Demosaicing: interpolates the Bayer RGGB grid into full-colour RGB for every pixel (bilinear, AHD, or neural).
Noise reduction: bilateral filtering, BM3D, or neural denoising.
White balance: multiplies R, G, B channels by three calibrated scalars — a $3\times3$ diagonal matrix multiply per pixel.
Sharpening & tone mapping: unsharp masking, HDR→SDR curve.
Lens distortion correction: a per-pixel lookup table or polynomial warp using $k_1, k_2$ — this is the one place $K$-related math actually runs in hardware.
Compression: JPEG (block DCT), HEIF (neural), H.264/H.265 for video.

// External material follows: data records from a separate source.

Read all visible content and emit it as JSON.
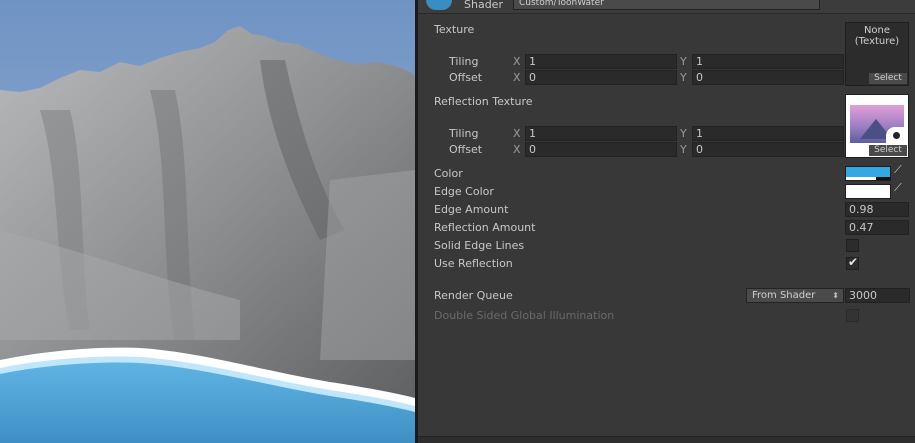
{
  "scene": {
    "water_color": "#5aaee0",
    "foam_color": "#ffffff",
    "sky_color": "#8fa8cb"
  },
  "shader": {
    "label": "Shader",
    "value": "Custom/ToonWater"
  },
  "texture": {
    "label": "Texture",
    "slot_text_line1": "None",
    "slot_text_line2": "(Texture)",
    "select_label": "Select",
    "tiling": {
      "label": "Tiling",
      "x_axis": "X",
      "x": "1",
      "y_axis": "Y",
      "y": "1"
    },
    "offset": {
      "label": "Offset",
      "x_axis": "X",
      "x": "0",
      "y_axis": "Y",
      "y": "0"
    }
  },
  "reflection_texture": {
    "label": "Reflection Texture",
    "select_label": "Select",
    "tiling": {
      "label": "Tiling",
      "x_axis": "X",
      "x": "1",
      "y_axis": "Y",
      "y": "1"
    },
    "offset": {
      "label": "Offset",
      "x_axis": "X",
      "x": "0",
      "y_axis": "Y",
      "y": "0"
    }
  },
  "properties": {
    "color": {
      "label": "Color",
      "value": "#34a8e2"
    },
    "edge_color": {
      "label": "Edge Color",
      "value": "#ffffff"
    },
    "edge_amount": {
      "label": "Edge Amount",
      "value": "0.98"
    },
    "reflection_amount": {
      "label": "Reflection Amount",
      "value": "0.47"
    },
    "solid_edge_lines": {
      "label": "Solid Edge Lines",
      "checked": false
    },
    "use_reflection": {
      "label": "Use Reflection",
      "checked": true
    }
  },
  "render_queue": {
    "label": "Render Queue",
    "mode": "From Shader",
    "value": "3000"
  },
  "double_sided_gi": {
    "label": "Double Sided Global Illumination",
    "checked": false
  }
}
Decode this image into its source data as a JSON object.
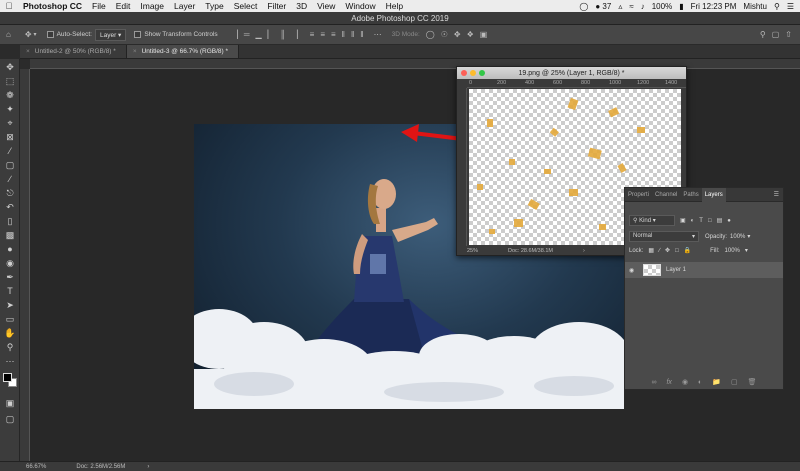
{
  "menubar": {
    "app_name": "Photoshop CC",
    "items": [
      "File",
      "Edit",
      "Image",
      "Layer",
      "Type",
      "Select",
      "Filter",
      "3D",
      "View",
      "Window",
      "Help"
    ],
    "battery_badge": "37",
    "battery_percent": "100%",
    "clock": "Fri 12:23 PM",
    "user": "Mishtu"
  },
  "window": {
    "title": "Adobe Photoshop CC 2019"
  },
  "options_bar": {
    "auto_select_label": "Auto-Select:",
    "auto_select_value": "Layer",
    "transform_controls_label": "Show Transform Controls",
    "mode_3d_label": "3D Mode:"
  },
  "tabs": [
    {
      "label": "Untitled-2 @ 50% (RGB/8) *",
      "active": false
    },
    {
      "label": "Untitled-3 @ 66.7% (RGB/8) *",
      "active": true
    }
  ],
  "status_bar": {
    "zoom": "66.67%",
    "doc": "Doc: 2.56M/2.56M"
  },
  "float_window": {
    "title": "19.png @ 25% (Layer 1, RGB/8) *",
    "ruler_labels": [
      "0",
      "200",
      "400",
      "600",
      "800",
      "1000",
      "1200",
      "1400"
    ],
    "zoom": "25%",
    "doc": "Doc: 28.6M/38.1M"
  },
  "layers_panel": {
    "tabs": [
      "Properti",
      "Channel",
      "Paths",
      "Layers"
    ],
    "active_tab": "Layers",
    "filter_kind": "Kind",
    "blend_mode": "Normal",
    "opacity_label": "Opacity:",
    "opacity_value": "100%",
    "lock_label": "Lock:",
    "fill_label": "Fill:",
    "fill_value": "100%",
    "layers": [
      {
        "name": "Layer 1",
        "visible": true
      }
    ]
  },
  "colors": {
    "arrow": "#e01414",
    "accent_window_close": "#fc5f57",
    "accent_window_min": "#fdbc2e",
    "accent_window_max": "#33c748"
  }
}
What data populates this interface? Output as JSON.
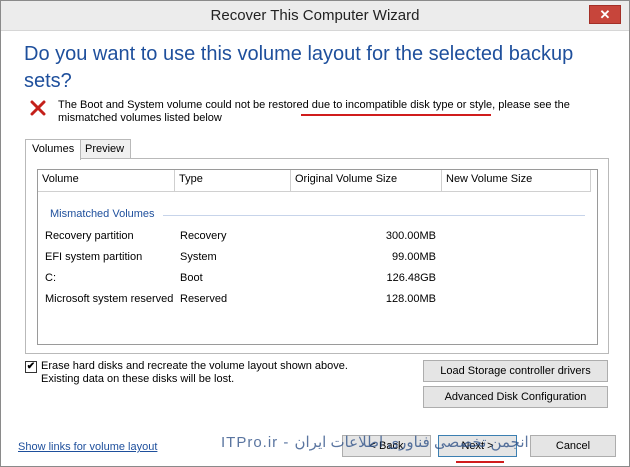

⑥ Output — JPEG / RAW / Video Stream

The processed image exits as a JPEG, HEIF, RAW file, or a live MIPI/USB stream to a host computer. At this point the data is a 2D array of RGB values. All 3D depth information has been permanently lost in the projection — this is why recovering 3D structure from images (SfM, stereo, depth estimation) is a hard inverse problem.

On smartphones, a final NPU (Neural Processing Unit) pass may run computational photography: Night Sight, Super Res Zoom, computational bokeh, or scene-adaptive sharpening — these are matrix-heavy neural network operations on 2D images.

So where does $P = K\,[R\,|\,t]$ actually run?

In software, not in the camera. The projection matrix is used whenever a program needs to reason about the relationship between 3D geometry and 2D images:

Computer Vision (OpenCV, etc.): predicts where a known 3D world point will appear in the image ($u,v = K[R|t]\,P_w$), or triangulates 3D points from multiple images (inverse).
SLAM / 3D Reconstruction: estimates $R, t$ of each camera frame and recovers 3D structure simultaneously, iterating $P$ at every frame.
Augmented Reality: renders virtual 3D objects at the correct 2D screen position using $P$, in real time at 60–90 fps.
Autonomous Vehicles: dedicated GPU/FPGA accelerators compute $K[R|t]$ for LiDAR-camera fusion, object detection, and occupancy grids at 100+ fps.
Camera Calibration: OpenCV's calibrateCamera solves for $K$, $k_1, k_2$, and $[R|t]$ by minimising reprojection error on a chessboard — this is optimisation over $P$, not a single matrix multiply.

Real-Time Performance

Inside the Camera (ISP)

Dedicated fixed-function hardware. Processes 50 MP at 30 fps (1.5 Gpixels/s). No general-purpose CPU involved in demosaic/denoise/compress. Uses 100–500 mW.

In a Vision System (GPU)

An NVIDIA Jetson can run full camera projection + neural detection on 4 cameras at 30 fps. A data-centre GPU processes batch camera projections for 3D reconstruction at thousands of fps equivalent.

Smartphone Computational Photo

Apple A17 Pro NPU: ~35 TOPS for neural-network-based denoising, super-resolution, and bokeh synthesis. Runs in parallel with the ISP on each captured frame.

Camera Calibration Workflow

Capture 20–50 images of a chessboard → OpenCV detects corners → non-linear optimisation estimates $K$, $k_1$–$k_3$, $p_1$–$p_2$ → reprojection error typically < 0.5 px RMS.